Carry On // Rainbow Rowell
genre: YA, fantasy, romance, LGBT
rating: ★ ★ ★ ★ ★ (5 stars)
edition: firdt edition, hardcover, 522 pages
publisher: St. Martin’s Griffin (October 6th, 2015)
Simon Snow is the worst chosen one who’s ever been chosen.
That’s what his roommate, Baz, says. And Baz might be evil and a vampire and a complete git, but he’s probably right.
Half the time, Simon can’t even make his wand work, and the other half, he sets something on fire. His mentor’s avoiding him, his girlfriend broke up with him, and there’s a magic-eating monster running around wearing Simon’s face. Baz would be having a field day with all this, if he were here—it’s their last year at the Watford School of Magicks, and Simon’s infuriating nemesis didn’t even bother to show up.
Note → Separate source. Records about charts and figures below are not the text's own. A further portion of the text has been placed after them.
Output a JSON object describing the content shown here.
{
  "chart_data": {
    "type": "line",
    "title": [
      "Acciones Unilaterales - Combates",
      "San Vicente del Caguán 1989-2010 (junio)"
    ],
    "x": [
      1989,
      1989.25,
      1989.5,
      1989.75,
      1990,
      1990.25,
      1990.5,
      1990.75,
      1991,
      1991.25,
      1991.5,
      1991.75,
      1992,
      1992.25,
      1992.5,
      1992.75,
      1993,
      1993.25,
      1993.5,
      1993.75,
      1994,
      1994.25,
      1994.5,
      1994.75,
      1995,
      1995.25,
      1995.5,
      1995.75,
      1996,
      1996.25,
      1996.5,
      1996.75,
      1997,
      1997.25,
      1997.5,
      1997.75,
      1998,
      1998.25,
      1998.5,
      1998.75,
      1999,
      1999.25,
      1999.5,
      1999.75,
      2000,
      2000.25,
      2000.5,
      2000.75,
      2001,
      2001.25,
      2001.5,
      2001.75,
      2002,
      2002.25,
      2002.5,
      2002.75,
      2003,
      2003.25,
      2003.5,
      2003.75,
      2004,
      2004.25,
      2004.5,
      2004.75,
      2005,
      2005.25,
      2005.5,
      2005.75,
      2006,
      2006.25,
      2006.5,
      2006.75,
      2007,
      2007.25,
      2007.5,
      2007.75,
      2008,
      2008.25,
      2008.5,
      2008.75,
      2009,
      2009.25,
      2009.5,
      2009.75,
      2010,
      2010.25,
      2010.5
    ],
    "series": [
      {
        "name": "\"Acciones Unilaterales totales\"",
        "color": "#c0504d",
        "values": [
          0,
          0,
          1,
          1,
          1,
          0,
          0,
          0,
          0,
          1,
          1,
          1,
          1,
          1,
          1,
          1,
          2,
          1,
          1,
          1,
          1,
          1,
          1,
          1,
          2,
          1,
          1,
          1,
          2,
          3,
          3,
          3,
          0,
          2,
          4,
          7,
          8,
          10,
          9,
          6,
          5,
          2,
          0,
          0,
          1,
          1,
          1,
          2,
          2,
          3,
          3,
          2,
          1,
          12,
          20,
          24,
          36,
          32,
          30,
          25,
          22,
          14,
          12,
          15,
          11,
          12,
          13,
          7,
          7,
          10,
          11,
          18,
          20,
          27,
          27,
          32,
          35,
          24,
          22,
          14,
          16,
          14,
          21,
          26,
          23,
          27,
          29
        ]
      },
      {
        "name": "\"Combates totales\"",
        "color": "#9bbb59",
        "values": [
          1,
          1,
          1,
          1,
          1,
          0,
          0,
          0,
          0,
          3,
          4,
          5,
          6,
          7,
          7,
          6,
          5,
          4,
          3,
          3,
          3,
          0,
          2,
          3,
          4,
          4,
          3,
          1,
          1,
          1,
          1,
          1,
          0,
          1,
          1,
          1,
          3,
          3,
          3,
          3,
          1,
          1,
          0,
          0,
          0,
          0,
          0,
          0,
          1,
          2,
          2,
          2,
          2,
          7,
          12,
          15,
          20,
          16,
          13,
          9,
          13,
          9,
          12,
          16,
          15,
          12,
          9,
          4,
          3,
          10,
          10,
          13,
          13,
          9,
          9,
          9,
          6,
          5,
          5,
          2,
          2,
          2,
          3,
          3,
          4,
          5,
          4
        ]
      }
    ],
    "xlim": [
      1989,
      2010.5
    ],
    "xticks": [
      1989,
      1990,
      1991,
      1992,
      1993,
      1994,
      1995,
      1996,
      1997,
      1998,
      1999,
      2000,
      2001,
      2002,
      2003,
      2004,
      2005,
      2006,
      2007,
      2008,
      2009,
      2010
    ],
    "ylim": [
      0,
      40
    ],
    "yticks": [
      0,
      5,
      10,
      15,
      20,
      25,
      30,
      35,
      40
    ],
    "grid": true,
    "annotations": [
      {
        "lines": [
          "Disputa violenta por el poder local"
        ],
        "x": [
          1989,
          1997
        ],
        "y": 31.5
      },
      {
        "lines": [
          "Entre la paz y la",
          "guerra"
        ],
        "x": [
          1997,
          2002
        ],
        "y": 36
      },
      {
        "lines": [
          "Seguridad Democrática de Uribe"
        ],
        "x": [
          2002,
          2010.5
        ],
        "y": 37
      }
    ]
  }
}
Carry On is a ghost story, a love story, a mystery and a melodrama. It has just as much kissing and talking as you’d expect from a Rainbow Rowell story—but far, far more monsters.
EY. I JUST REREAD CARRY ON. LET’S TALK ABOUT HOW MUCH I LOVE THIS BOOK AND RAINBOW ROWELL.
In case you didn’t know, Carry On was first born when it was mentioned in Fangirl, another one of Rainbow Rowell’s fabulous books. It’s a semi-Harry-Potter-rip-off-slash-alternate-universe-fanfic. In Fangirl, Carry On was a fanfic that the main protagonist wrote Simon Snow (aka the rip-off Harry Potter) about what if the chosen one fell for his enemy? And Rainbow Rowell was like, “Whoa what if I turned this into an actual book?” Instead of Harry Potter and Hogwarts, we have Simon Snow and Watford, the School of Mages. Instead of Draco, we have Tyrannus Bastion Grimm-Pitch. Oh, and they’re in love. At least not yet. I love this. Though some argue that this would not exist without the original Harry Potter series, I myself as a true Potterhead, enjoyed reading Simon and Baz’s journey immensely. Rainbow Rowell did a fantastic job taking this story into her own hands and giving it her style and twists. Carry On is absolutely not a children’s novel, but rather a revived plot for those who have grown up reading the stories and simply crave for more.
The characters in Carry On are a cornerstone of the entire tale; they direct, produce, and act in their own production. Simon Snow is the “Chosen” One, but Rainbow Rowell flips the personalities around from what you may expect from Harry Potter. Simon can’t control his powers, and he’s possibly the crappiest Mage around. Baz, the glorious “pureblood” from a elitist family line, is a vampire. The Mage and headmaster of Watford, is far from the righteous Dumbledore, and has questionable intentions. The irony is real, guys. Some things haven’t changed. Like that Simon and Baz don’t get along despite being roommates. Or that Aunt Fiona, the equivalent of Bellatrix, still kicks butt and wears combat boots. Aside from that, I loved the characters. From Ebb the shepherd to Penelope the sidekick, each one contributed to the tone of the story with their spunkiness and humor. All of the dialogue was pretty much on point. I loved reading Simon and Baz’s banter. It was unceasingly entertaining to read as Baz drops sarcastic remarks and Simon just growls in response. *swoon* Their romance just makes me too happy
and I totally would rant on about my ship but that would take at least 1000 words.
” I cross my arms, too. ‘All right,’ I say, ‘just…sit down, okay?’
‘Why should I sit down?’
‘Because you’re making me uncomfortable.’
‘Good,’ he says. ‘You should be glad I’m not making you bleed.’ ” (Rowell, 207)
Maybe it’s just me, but these characters flew right off the darn page. They felt like these real, tangible beings that exist in real life. Yes, that’s how well-written they were. Seeing Simon, Baz, Penelope, and Agatha work together and bond and develop to defeat the Insidious Humdrum was worthwhile.
Carry On, of course, is set in England. The world building wasn’t too significant; a lot of it went unsaid since the reader could reference it back to Harry Potter, and I quite liked that. The book is easy to fall into because I’ve read a world similar to it before; the slight changes, like their spells (up, up, and away! or U can’t touch this!) and their source of magic made me smile. The backstories that were offered were interesting to read, like the flashbacks Lucy would tell. It frees the reader from the baggage of long, droned-on descriptions and let’s the primary focus be the characters.
What made Carry On what it was the way it was written. Rainbow Rowell’s style is fluid, whimsical, and full of dry humor and pop culture references. Her craft is one of a kind, and perfect for young adult readers. I can never get tired of her wit and writing.
Miss Rowell, thank you for writing this marvelous story. I couldn’t have enjoyed it more. Also, shoutout to the cover designer for making such a beautiful dust jacket.
Do I recommend Carry On? Heck, yes! I do suggest reading Fangirl first, however, and if you’re a Potterhead like myself, this read will be nothing but entertaining for you.